Как вызывающе резко меняется тон в сравнении с тем, в котором были написаны предыдущие страницы, тот самый тон, который, как известно, делает музыку. Где нагнетение «сильных» слов, контрастирующих с соседними: «нельзя сказать: правит Россией, а вернее, – угнетает, тиранит, истощает, обдирает и одурачивает ее». «Несмотря на все свое могущество, не смог сотворить того чуда, чтобы его слуги, исполнители его воли, от самых высших до самых низких, не крали без стыда, не воспользовались своекорыстно ужасным бедствием, не дорезывали, не добивали тех, кого сами порой зовут ″основой отечества″! Ужасно! Русский крестьянин никогда бы не поверил этому, хотя бы сам Златоуст говорил ему об этом. В это уверует он только теперь, под влиянием удара, который сразу сделает его из ″зажиточного мужичка″ − нищим, потерпевшим крушение и выброшенным на безлюдный и пустой берег, осужденным на медленную, ужасную, но почти неизбежную голодную смерть».

Где сплошные ряды риторических вопросов: «Как это? Неужели господь бог не является уже отцом и хранителем царя с его народом? Неужели и он за какие-то грехи наслал на Россию казни египетские? Неужели и он в сговоре с ″англичанкой″, которую в России считают главным источником всех интриг, заговоров и несчастий, постигающих страну?».

Где обилие восклицательных предложений, также следующих одно за другим: «На, получай от царя! Ешь и корми своих умирающих детей – и молчи! и благодари! − и не докучай нам ни своим отвратительным видом, ни своими воплями и стонами! И это помощь царя, первого после владыки и повелителя стольких народов! Вместе со своими мудрыми советниками не сумел придумать ничего другого!»

Нет, не случайно Франко написал «вступление» к этой статье не так, как весь ее последующий текст, проявив при этом острое чутье и мастерское владение выразительными ресурсами языка, присущими настоящему писателю. Не случайно и я заключил это слово в кавычки, потому что считать его не более чем вступлением можно лишь с известной долей условности. Действительная его функция шире и значительнее. Франко, не говоря этого «в лоб», наталкивает нас на понимание того, что самое для него дорогое и ценное в писателе – не те или иные особенности его произведений, а качества его личности – его гуманизм и гражданственность, его способность проникнуться бедами и нуждами своего народа, не остановиться перед обвинениями в «преступлении», за которое «определена в России гражданская смерть».
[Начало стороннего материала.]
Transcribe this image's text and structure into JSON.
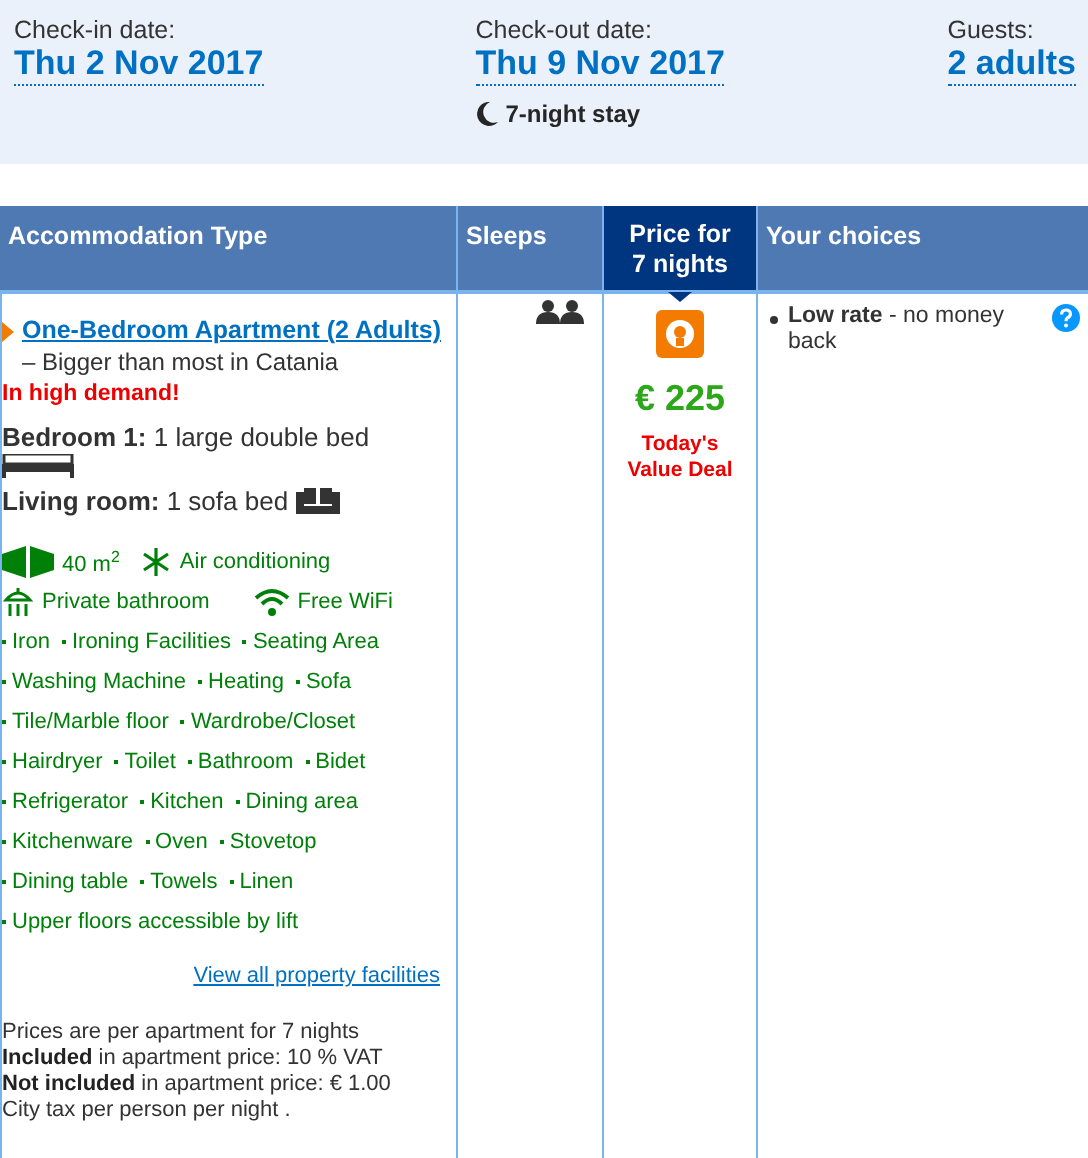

Обозначив свой главный и определяющий приоритет в отношении к Толстому, Франко переходит к рассмотрению его творчества, разные части которого удовлетворяют его в неодинаковой степени. Несколько огрубляя пеструю совокупность его оценок, можно сказать, что Франко высоко оценил собственно художественные произведения писателя, но то, в чем он видел «учение», философию писателя, им обычно отторгалось.
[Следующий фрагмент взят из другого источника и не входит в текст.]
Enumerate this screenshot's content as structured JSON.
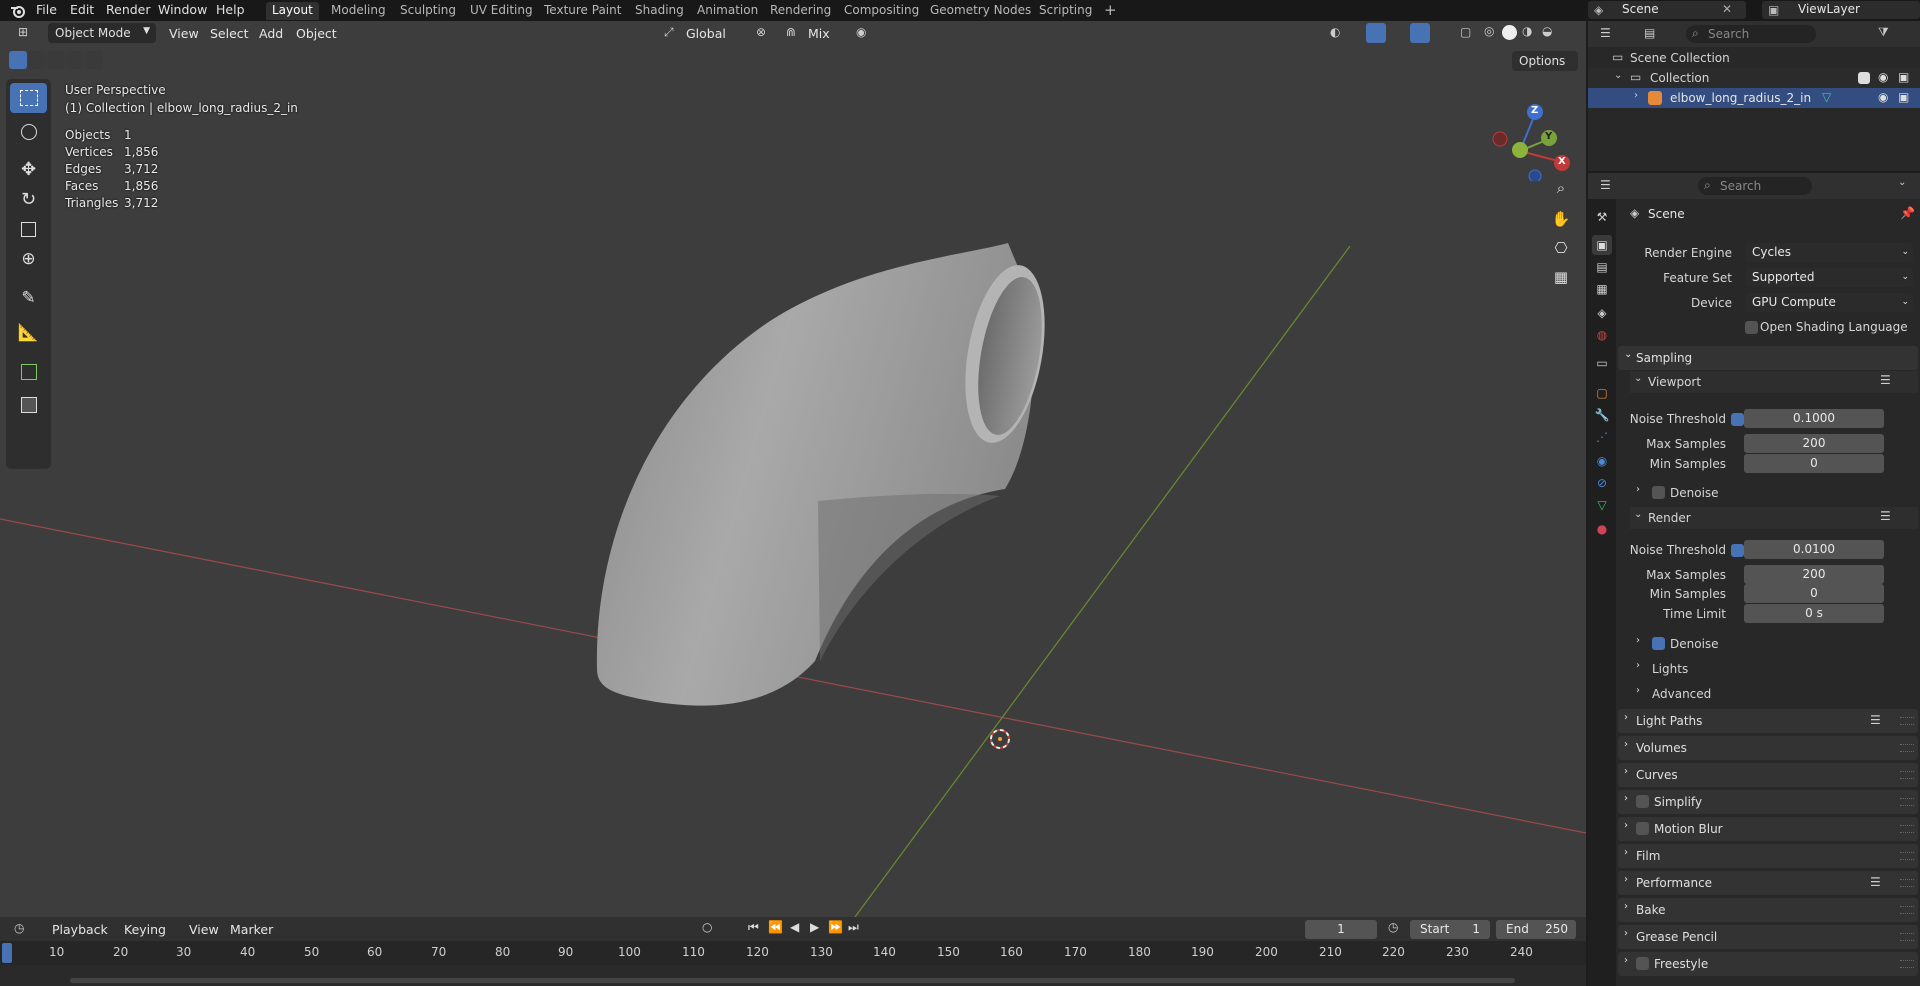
{
  "topbar": {
    "menus": [
      "File",
      "Edit",
      "Render",
      "Window",
      "Help"
    ],
    "workspaces": [
      "Layout",
      "Modeling",
      "Sculpting",
      "UV Editing",
      "Texture Paint",
      "Shading",
      "Animation",
      "Rendering",
      "Compositing",
      "Geometry Nodes",
      "Scripting"
    ],
    "active_workspace": "Layout",
    "scene": "Scene",
    "view_layer": "ViewLayer"
  },
  "viewport": {
    "mode": "Object Mode",
    "menus": [
      "View",
      "Select",
      "Add",
      "Object"
    ],
    "orientation": "Global",
    "snap_label": "Mix",
    "options_label": "Options",
    "perspective": "User Perspective",
    "collection_info": "(1) Collection | elbow_long_radius_2_in",
    "stats": [
      {
        "label": "Objects",
        "value": "1"
      },
      {
        "label": "Vertices",
        "value": "1,856"
      },
      {
        "label": "Edges",
        "value": "3,712"
      },
      {
        "label": "Faces",
        "value": "1,856"
      },
      {
        "label": "Triangles",
        "value": "3,712"
      }
    ],
    "gizmo": {
      "x": "X",
      "y": "Y",
      "z": "Z"
    }
  },
  "timeline": {
    "menus": [
      "Playback",
      "Keying",
      "View",
      "Marker"
    ],
    "current_frame": "1",
    "start_label": "Start",
    "start": "1",
    "end_label": "End",
    "end": "250",
    "ruler": [
      "10",
      "20",
      "30",
      "40",
      "50",
      "60",
      "70",
      "80",
      "90",
      "100",
      "110",
      "120",
      "130",
      "140",
      "150",
      "160",
      "170",
      "180",
      "190",
      "200",
      "210",
      "220",
      "230",
      "240"
    ]
  },
  "outliner": {
    "search_placeholder": "Search",
    "scene_collection": "Scene Collection",
    "collection": "Collection",
    "object": "elbow_long_radius_2_in"
  },
  "properties": {
    "search_placeholder": "Search",
    "context": "Scene",
    "render_engine_label": "Render Engine",
    "render_engine": "Cycles",
    "feature_set_label": "Feature Set",
    "feature_set": "Supported",
    "device_label": "Device",
    "device": "GPU Compute",
    "osl_label": "Open Shading Language",
    "sampling": "Sampling",
    "viewport": "Viewport",
    "vp_noise_label": "Noise Threshold",
    "vp_noise": "0.1000",
    "vp_max_label": "Max Samples",
    "vp_max": "200",
    "vp_min_label": "Min Samples",
    "vp_min": "0",
    "vp_denoise": "Denoise",
    "render": "Render",
    "r_noise_label": "Noise Threshold",
    "r_noise": "0.0100",
    "r_max_label": "Max Samples",
    "r_max": "200",
    "r_min_label": "Min Samples",
    "r_min": "0",
    "r_time_label": "Time Limit",
    "r_time": "0 s",
    "r_denoise": "Denoise",
    "lights": "Lights",
    "advanced": "Advanced",
    "panels": [
      "Light Paths",
      "Volumes",
      "Curves",
      "Simplify",
      "Motion Blur",
      "Film",
      "Performance",
      "Bake",
      "Grease Pencil",
      "Freestyle"
    ]
  }
}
Напомнив о том, что Толстой обогатил «русскую литературу рядом шедевров, которые поставили его имя наряду с именами величайших писателей всех времен и народов», Франко начинает с характеристики автобиографической трилогии, с которой, как мы знаем, началось его знакомство с Толстым и примыкающими к ней рассказами «Утро помещика», «Люцерн», «Записки маркера». «Как подлинный ясновидец, несравненным образом сочетая мысль с тонкостью выражения, автор шаг за шагом, момент за моментом рисует нам воспитание, развитие и падение двух героев <…> Эти первые произведения Толстого уже показали, притом с величайшей силой, все достоинства его таланта: необычайно острую наблюдательность и тонкость психологического анализа, пластичность описания среды, порою всего несколькими словами, одной верной чертой, и склонность к философствованию, к экскурсам в область метафизики» (294).
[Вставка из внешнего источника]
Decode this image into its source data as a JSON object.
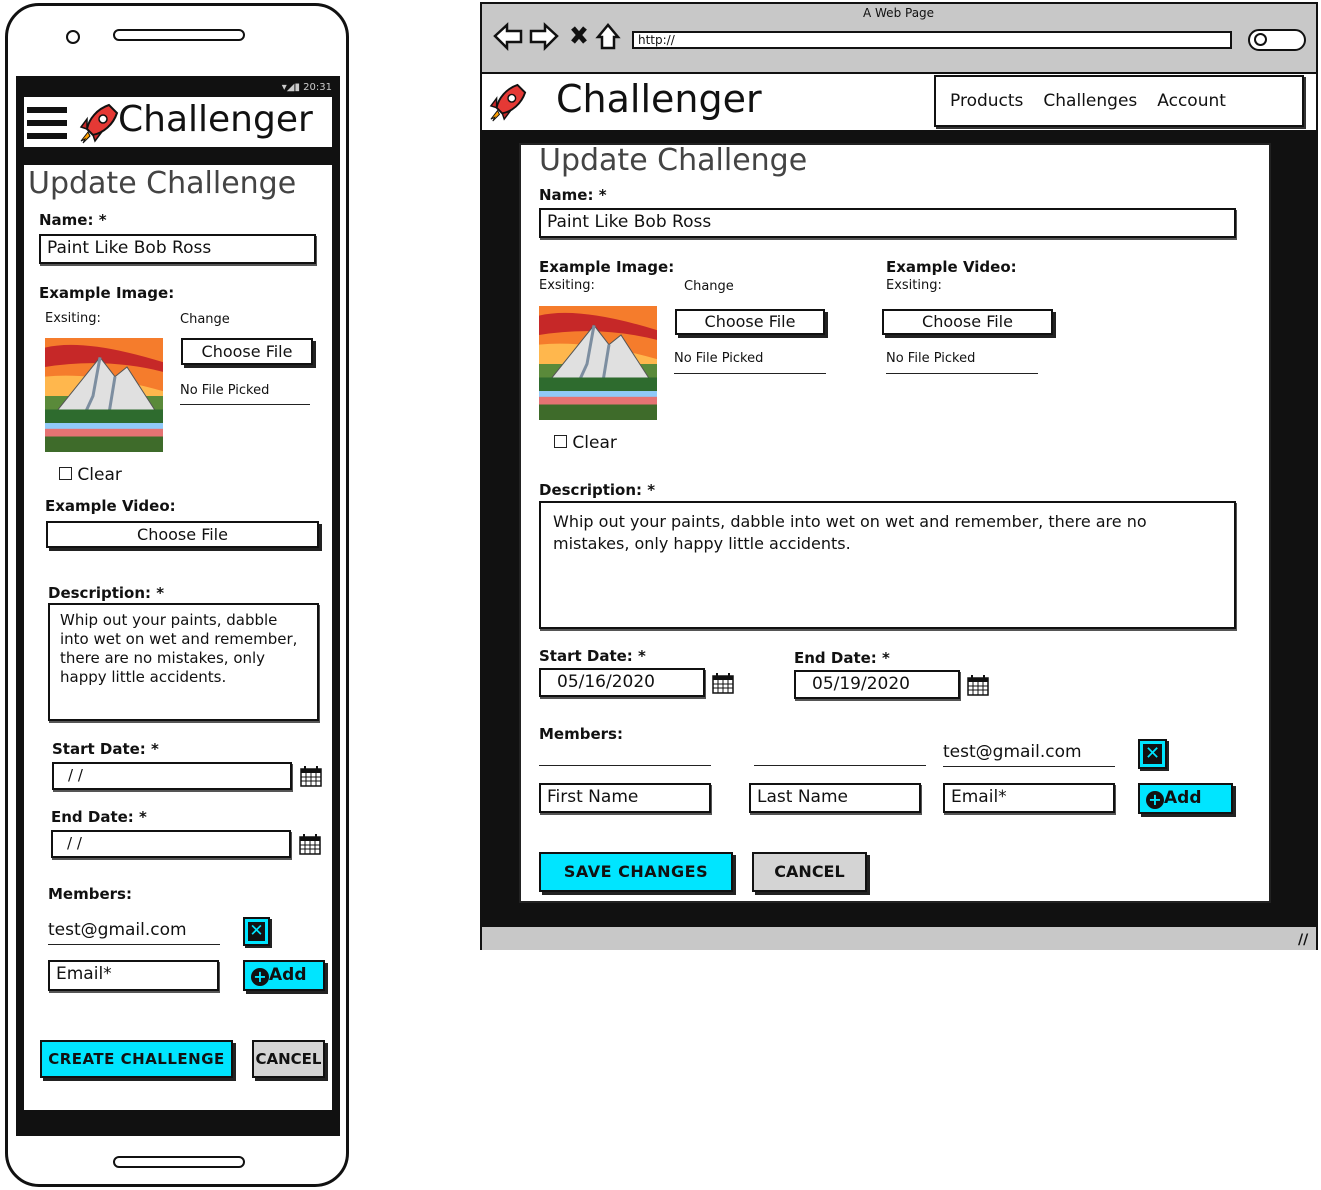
{
  "brand": {
    "name": "Challenger"
  },
  "mobile": {
    "status_time": "20:31",
    "page_title": "Update Challenge",
    "name_label": "Name: *",
    "name_value": "Paint Like Bob Ross",
    "image_label": "Example Image:",
    "existing_label": "Exsiting:",
    "change_label": "Change",
    "choose_file": "Choose File",
    "no_file": "No File Picked",
    "clear_label": "Clear",
    "video_label": "Example Video:",
    "video_choose_file": "Choose File",
    "description_label": "Description: *",
    "description_value": "Whip out your paints, dabble into wet on wet and remember, there are no mistakes, only happy little accidents.",
    "start_label": "Start Date: *",
    "start_value": " /  /",
    "end_label": "End Date: *",
    "end_value": " /  /",
    "members_label": "Members:",
    "member_email": "test@gmail.com",
    "email_placeholder": "Email*",
    "add_label": "Add",
    "primary_button": "CREATE CHALLENGE",
    "cancel_button": "CANCEL"
  },
  "browser": {
    "window_title": "A Web Page",
    "url": "http://",
    "nav": [
      "Products",
      "Challenges",
      "Account"
    ],
    "page_title": "Update Challenge",
    "name_label": "Name: *",
    "name_value": "Paint Like Bob Ross",
    "image_label": "Example Image:",
    "image_existing": "Exsiting:",
    "image_change": "Change",
    "image_choose": "Choose File",
    "image_no_file": "No File Picked",
    "clear_label": "Clear",
    "video_label": "Example Video:",
    "video_existing": "Exsiting:",
    "video_choose": "Choose File",
    "video_no_file": "No File Picked",
    "description_label": "Description: *",
    "description_value": "Whip out your paints, dabble into wet on wet and remember, there are no mistakes, only happy little accidents.",
    "start_label": "Start Date: *",
    "start_value": "05/16/2020",
    "end_label": "End Date: *",
    "end_value": "05/19/2020",
    "members_label": "Members:",
    "member_email": "test@gmail.com",
    "first_name_placeholder": "First Name",
    "last_name_placeholder": "Last Name",
    "email_placeholder": "Email*",
    "add_label": "Add",
    "save_button": "SAVE CHANGES",
    "cancel_button": "CANCEL"
  },
  "colors": {
    "accent": "#00e5ff",
    "cancel": "#d4d4d4",
    "frame": "#111111"
  }
}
С не меньшим восхищением описаны повести «Казаки», «Набег», «Рубка леса», «Метель», «Севастопольские рассказы», Франко приводит такую цитату из одного из них: «Герой же моей повести, которого я люблю всеми силами души, которого старался воспроизвести во всей красоте его и который всегда был, есть и будет прекрасен, − правда» и добавляет, что эти слова «лучше всего характеризуют литературный метод Толстого в пору высшего расцвета его таланта»(295). А мы вспомним, что именно это имел в виду сам Франко, когда двадцать четыре года тому назад провозгласил в своем первом литературном манифесте: «У нас единственный эстетический кодекс – жизнь».

Все эти произведения, продолжал Франко, сам Толстой считал лишь работами подготовительными, набросками к великому творению, в котором он хотел сосредоточить всю мощь своего таланта. «Так возникло величайшее творение Толстого ″Война и мир″, изданное в шести томах в 1865-1868 годах». И далее следуют слова, которые позднее навлекли на их автора груду негодующих упреков: «…Великую эпопею Толстого, которой предстояло стать шедевром его гения, в общем, следует решительно признать произведением неудавшимся» (300).

Вот несколько высказываний наиболее авторитетного исследователя этой темы – М.Н.Пархоменко. «…По мнению Франко, который не смог правильно оценить величайшее творение Толстого, ″Война и мир″ − произведение несовершенное, дисгармоничное в обеих своих частях, то есть не только в ″философической части″, но и в ″части повествовательной″<…> Критик впал в грубую ошибку, утверждая, что эти неверные позиции Толстого якобы лишили великого художника возможности ясно понять и оценить историческое значение отечественной войны 1812 года <…> Ошибки Франко объясняются тем, что он не понял природы патриотизма Толстого <…> Провозглашая Толстого знатоком человеческой души, <…> Франко, однако, не оценил обличительной силы его творчества <…> Франко не понял, что подлинным героем ″Войны и мира″ является русский народ»[3] и так далее в том же духе.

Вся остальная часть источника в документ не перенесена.